We will see some common keyboard shortcuts or signals that allow you to control processes from the shell. These keyboard shortcuts are actually sending Unix Signals to running processes or thread to notify of an event. There are several different ways to send signals to processes and these are just one way.
In short, Signals are a way of sending notifications to processes and keyboard shortcuts send specific signals to (child) processes with in the shell.
You can use Ctrl+C to kill and exit the currently running process in the shell. This is extremely useful when you need to kill a process because it is misbehaving or is taking too long to complete.
Ctrl+C essentially sends a SIGINT signal from the controlling terminal to the process, causing it to be killed. It is equivalent to using the kill command (or system call) with the process id.
Closely related to Ctrl+C is the Ctrl+\ shortcut. It basically sends the SIGQUIT signal which will the process to terminate and dump core. This is useful when the process or program is misbehaving and you want to find out why. The core dump file can be used to debug the program.

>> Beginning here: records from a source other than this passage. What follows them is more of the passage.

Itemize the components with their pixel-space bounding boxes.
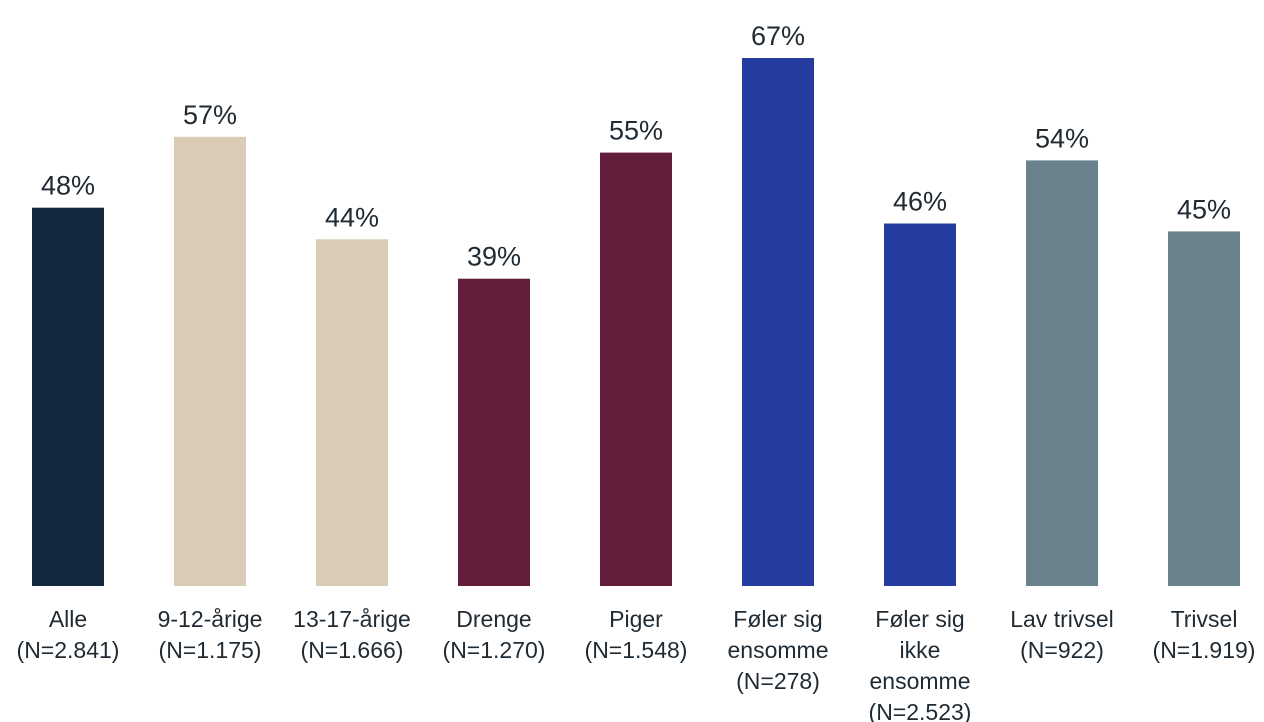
data-label: 55% [609, 116, 663, 146]
x-tick-label-line: ensomme [870, 668, 971, 694]
x-tick-label-line: Alle [49, 606, 87, 632]
x-tick-label-line: Piger [609, 606, 663, 632]
data-label: 45% [1177, 194, 1231, 224]
x-tick-label: 13-17-årige (N=1.666) [293, 606, 411, 663]
data-label: 39% [467, 242, 521, 272]
x-tick-label-line: (N=1.270) [443, 637, 546, 663]
data-label: 44% [325, 202, 379, 232]
bar [600, 152, 672, 586]
x-tick-label: Alle (N=2.841) [17, 606, 120, 663]
x-tick-label-line: (N=2.841) [17, 637, 120, 663]
x-tick-label: Trivsel (N=1.919) [1153, 606, 1256, 663]
x-tick-label-line: (N=278) [736, 668, 820, 694]
x-tick-label-line: Føler sig [875, 606, 964, 632]
bar [316, 239, 388, 587]
x-tick-label-line: Trivsel [1171, 606, 1238, 632]
x-tick-label: Piger (N=1.548) [585, 606, 688, 663]
bar [1168, 231, 1240, 586]
x-tick-label-line: (N=1.666) [301, 637, 404, 663]
data-label: 54% [1035, 123, 1089, 153]
bar [174, 136, 246, 587]
x-tick-label-line: Drenge [456, 606, 531, 632]
category-labels-group: Alle (N=2.841) 9-12-årige (N=1.175) 13-17-år… [17, 606, 1256, 722]
x-tick-label-line: ikke [900, 637, 941, 663]
x-tick-label-line: 9-12-årige [158, 606, 263, 632]
x-tick-label-line: Lav trivsel [1010, 606, 1114, 632]
x-tick-label: Føler sig ikke ensomme (N=2.523) [869, 606, 972, 722]
x-tick-label: Føler sig ensomme (N=278) [728, 606, 829, 694]
value-labels-group: 48% 57% 44% 39% 55% 67% 46% 54% 45% [41, 21, 1231, 272]
x-tick-label: Lav trivsel (N=922) [1010, 606, 1114, 663]
x-tick-label-line: (N=2.523) [869, 699, 972, 722]
bar [742, 58, 814, 586]
x-tick-label-line: (N=1.548) [585, 637, 688, 663]
data-label: 57% [183, 100, 237, 130]
data-label: 48% [41, 171, 95, 201]
x-tick-label: Drenge (N=1.270) [443, 606, 546, 663]
bar [884, 223, 956, 586]
x-tick-label-line: (N=1.175) [159, 637, 262, 663]
bar [458, 278, 530, 586]
bar [1026, 160, 1098, 586]
x-tick-label-line: 13-17-årige [293, 606, 411, 632]
bars-group [32, 58, 1240, 587]
x-tick-label-line: (N=922) [1020, 637, 1104, 663]
data-label: 46% [893, 187, 947, 217]
x-tick-label-line: ensomme [728, 637, 829, 663]
x-tick-label: 9-12-årige (N=1.175) [158, 606, 263, 663]
data-label: 67% [751, 21, 805, 51]
x-tick-label-line: (N=1.919) [1153, 637, 1256, 663]
x-tick-label-line: Føler sig [733, 606, 822, 632]
bar [32, 207, 104, 586]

Sometimes you just want to suspend the process and not kill it. Suspending the process will allow you to resume the process at a later time. The keyboard shortcut Ctrl+Z sends the SIGTSTP signal to the process which causes it to suspend its processing or execution for the time being.
You can resume the process later by using the fg command.
The Ctrl+T shortcut is not widely available across all shells or terminals. This is essentially to print out detailed information about the executing process. It is equivalent to the SIGINFO signal being send to the process.
This shortcut works as a way to close the currently executing shell, and logout the user. It sends an EOF marker to the shell, and it will exit the current shell. This is more of a graceful exit to shell or the process compared to the Ctrl+C mentioned above.
If you have logged in as another user or started another child shell from with in the shell, then it will lose the child shell and exit to the parent shell. This is useful when using su to login as super user or another user.
This is an useful shortcut that allows you to clear the screen with out interrupting the executing process. It can be handy when you have multiple processes running on the same terminal spewing out messages to the same stdout.
It leaves the current line at the top of the screen and clears out the rest of it. If you are running a program like vi, then it will clear the screen and redraw the output of the program afresh.
Hitting Tab key while entering command will auto-complete the command or will print out all the available options. Of course, you will need the auto-completion feature enabled for the shell. It is usually enabled by default for most modern shell such as bash or fish. You enter the first few characters of the command and the rest can auto-completed by hitting the Tab key.
Depending on the shell that you are using, you have access to several more shortcuts. Some of them are specific to the shell, while some are rarely needed or used. The above seven shortcuts should be enough for most daily operations and it is the first step towards mastering the command shell in Linux.